April 15, 2019
Australia’s fastest growing disease is not only preventable but also reversible. There is a very good chance it has killed someone you know and love. Whilst type 2 diabetes itself doesn’t cause death, the complications brought on by it do, quite often in the form of heart disease. However, researchers are unanimous in the fact that the disease is reversible and that losing weight is the way to do it.
So why is the government and heath agencies dragging their feet?
That is what I would like to know!
It was back in 2006 that I first realised that what I was I had been taught at university was not quite effective. Sure, it worked for some people, just not the majority. So I started researching obesity related illnesses and their treatments and what I found, even back then, blew my mind. I began to implement these strategies and could not believe the results! This led me to start travelling to the largest International scientific obesity conferences each year. This changed my world forever!
I was introduced to a world of knowledge and scrutiny like I had never seen before. The knowledge was very similar to what I had been reading more recently, yet very different to what I had learnt at university or the advice given by health professionals. Sure, there were some disagreements between researchers on details but there was no doubt that there was a chasm between the advice we were currently giving, and the research being presented at these conferences.
Mingling with these great minds gave me confidence and over the years I have developed a program that utilises the latest research, and far exceeded even my own expectations. We’ve seen 53 shift workers at the Arnott’s biscuit factory lose 643kg in 10 weeks, 100 GWS Giants fans lose 1,612kg in 12 weeks (over the phone!), and people in remote NSW communities be taken off insulin by their doctor. The results are there. All of these people had either type 2 diabetes or heart disease and each improved their condition, many reducing or eliminating medications. We have been able to show that a scalable, cost effective format can be provided to all Australians who suffer from obesity related disease.
This has all been supported by a government report released last week.

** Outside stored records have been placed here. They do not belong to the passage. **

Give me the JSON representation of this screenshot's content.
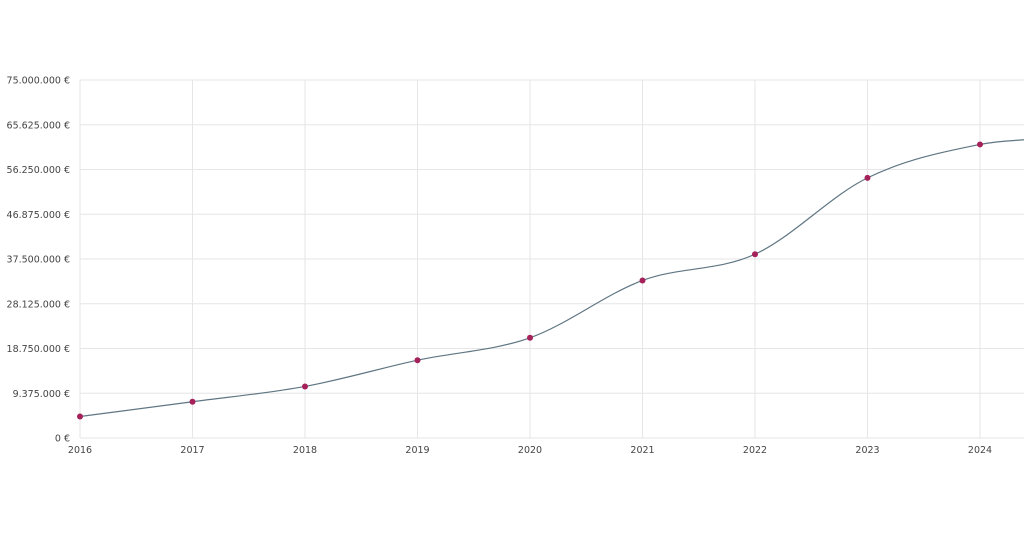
{
  "chart_data": {
    "type": "line",
    "title": "",
    "xlabel": "",
    "ylabel": "",
    "categories": [
      "2016",
      "2017",
      "2018",
      "2019",
      "2020",
      "2021",
      "2022",
      "2023",
      "2024"
    ],
    "series": [
      {
        "values": [
          4500000,
          7600000,
          10800000,
          16300000,
          21000000,
          33000000,
          38500000,
          54500000,
          61500000
        ]
      }
    ],
    "trailing_value_2024_5": 62700000,
    "ylim": [
      0,
      75000000
    ],
    "y_ticks": [
      0,
      9375000,
      18750000,
      28125000,
      37500000,
      46875000,
      56250000,
      65625000,
      75000000
    ],
    "y_tick_labels": [
      "0 €",
      "9.375.000 €",
      "18.750.000 €",
      "28.125.000 €",
      "37.500.000 €",
      "46.875.000 €",
      "56.250.000 €",
      "65.625.000 €",
      "75.000.000 €"
    ],
    "grid": true,
    "legend": "none",
    "colors": {
      "line": "#5f7683",
      "point": "#a4215a",
      "grid": "#e6e6e6",
      "text": "#444444"
    }
  }
}
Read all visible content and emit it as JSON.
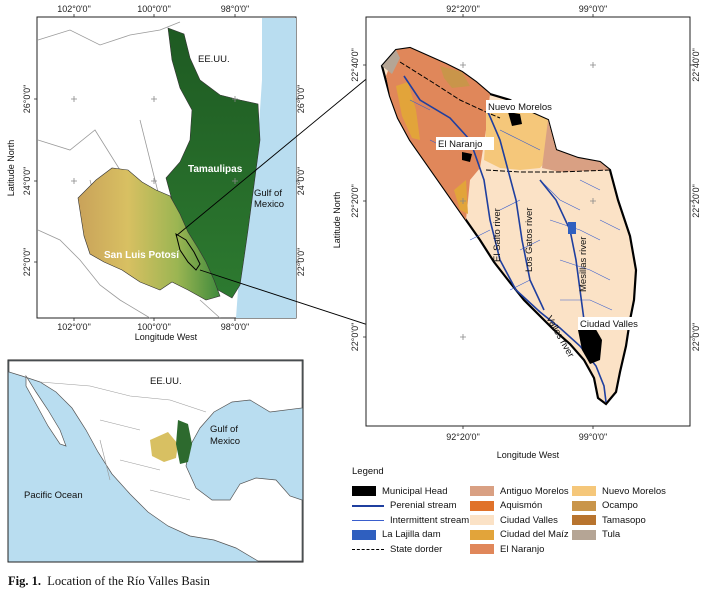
{
  "main_map": {
    "top_ticks": [
      "102°0'0\"",
      "100°0'0\"",
      "98°0'0\""
    ],
    "bottom_ticks": [
      "102°0'0\"",
      "100°0'0\"",
      "98°0'0\""
    ],
    "left_ticks": [
      "26°0'0\"",
      "24°0'0\"",
      "22°0'0\""
    ],
    "right_ticks": [
      "26°0'0\"",
      "24°0'0\"",
      "22°0'0\""
    ],
    "xlabel": "Longitude West",
    "ylabel": "Latitude North",
    "labels": {
      "usa": "EE.UU.",
      "tamaulipas": "Tamaulipas",
      "gulf1": "Gulf of",
      "gulf2": "Mexico",
      "slp": "San Luis Potosí"
    }
  },
  "basin_map": {
    "top_ticks": [
      "92°20'0\"",
      "99°0'0\""
    ],
    "bottom_ticks": [
      "92°20'0\"",
      "99°0'0\""
    ],
    "left_ticks": [
      "22°40'0\"",
      "22°20'0\"",
      "22°0'0\""
    ],
    "right_ticks": [
      "22°40'0\"",
      "22°20'0\"",
      "22°0'0\""
    ],
    "xlabel": "Longitude West",
    "ylabel": "Latitude North",
    "labels": {
      "nuevo_morelos": "Nuevo Morelos",
      "el_naranjo": "El Naranjo",
      "ciudad_valles": "Ciudad Valles",
      "el_salto": "El Salto river",
      "los_gatos": "Los Gatos river",
      "mesillas": "Mesillas river",
      "valles": "Valles river"
    }
  },
  "inset_map": {
    "labels": {
      "usa": "EE.UU.",
      "gulf1": "Gulf of",
      "gulf2": "Mexico",
      "pacific": "Pacific Ocean"
    }
  },
  "legend": {
    "title": "Legend",
    "items": [
      {
        "label": "Municipal Head",
        "kind": "fill",
        "color": "#000000"
      },
      {
        "label": "Perenial stream",
        "kind": "line-thick",
        "color": "#1f3f9f"
      },
      {
        "label": "Intermittent stream",
        "kind": "line-thin",
        "color": "#3a5fcd"
      },
      {
        "label": "La Lajilla dam",
        "kind": "fill",
        "color": "#2f5fbf"
      },
      {
        "label": "State dorder",
        "kind": "border",
        "color": "#000000"
      },
      {
        "label": "Antiguo Morelos",
        "kind": "fill",
        "color": "#d9a083"
      },
      {
        "label": "Aquismón",
        "kind": "fill",
        "color": "#e0722a"
      },
      {
        "label": "Ciudad Valles",
        "kind": "fill",
        "color": "#fbe2c6"
      },
      {
        "label": "Ciudad del Maíz",
        "kind": "fill",
        "color": "#e2a43a"
      },
      {
        "label": "El Naranjo",
        "kind": "fill",
        "color": "#e0875a"
      },
      {
        "label": "Nuevo Morelos",
        "kind": "fill",
        "color": "#f5c77a"
      },
      {
        "label": "Ocampo",
        "kind": "fill",
        "color": "#c9954a"
      },
      {
        "label": "Tamasopo",
        "kind": "fill",
        "color": "#b8742e"
      },
      {
        "label": "Tula",
        "kind": "fill",
        "color": "#b5a595"
      }
    ]
  },
  "caption": {
    "prefix": "Fig. 1.",
    "text": "Location of the Río Valles Basin"
  }
}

Last year the Western Australian government held an investigation into the role of food in treating diabetes. They had leading researchers present to their committee and they travelled the globe to learn from programs where diabetes was being reversed. The report released a few days ago, reported that the government didn’t really know how many people with diabetes there were, and exactly how much they were spending on treating the disease. It was also noted that the indirect cost to the economy (time off work and welfare payments) exceeded the costs of directly treating the disease.
On reversing the type 2 diabetes, they found that weight loss was the key to achieving remission. Also, that meal replacement shakes and low carbohydrate diets were very effective and should be formally offered as management options. Bariatric surgery should also be offered for those with major metabolic conditions. In essence, they have provided a comprehensive plan to combat chronic disease in their state.
But will this just fall on deaf ears? The fact is we have known type 2 diabetes has been reversible for many years. Back in 1984, Professor Kerin O’Dea showed how the disease could be reversed in 7 weeks through lifestyle change, and there has been much done since then. Professor Mike Lean has recently shown that weight loss programs provided by medical centres can provide great long term outcomes for patients with type 2 diabetes. Almost 50% of all patients were in complete remission of diabetes and high blood pressure with an average weight loss of just 5kg. Of those who lost 10kg or more the remission rate increased to 75%!
Millions of dollars are pumped into treatments each year and even though the outcomes are poor, there is very little evaluation of our practices and outcomes. It seems that even though researchers agree that lifestyle management programs are key to success, they are mostly given lip service and the primary treatment is in the form of medications. This format has been proven to be highly ineffective, as highlighted in the Grattan report of 2016, ‘Chronic Failure in Primary Care’.
So, when will the treatments we have access to fully align with the latest research? How many more Australians must die prematurely? There is no doubt the paradigm shift is happening!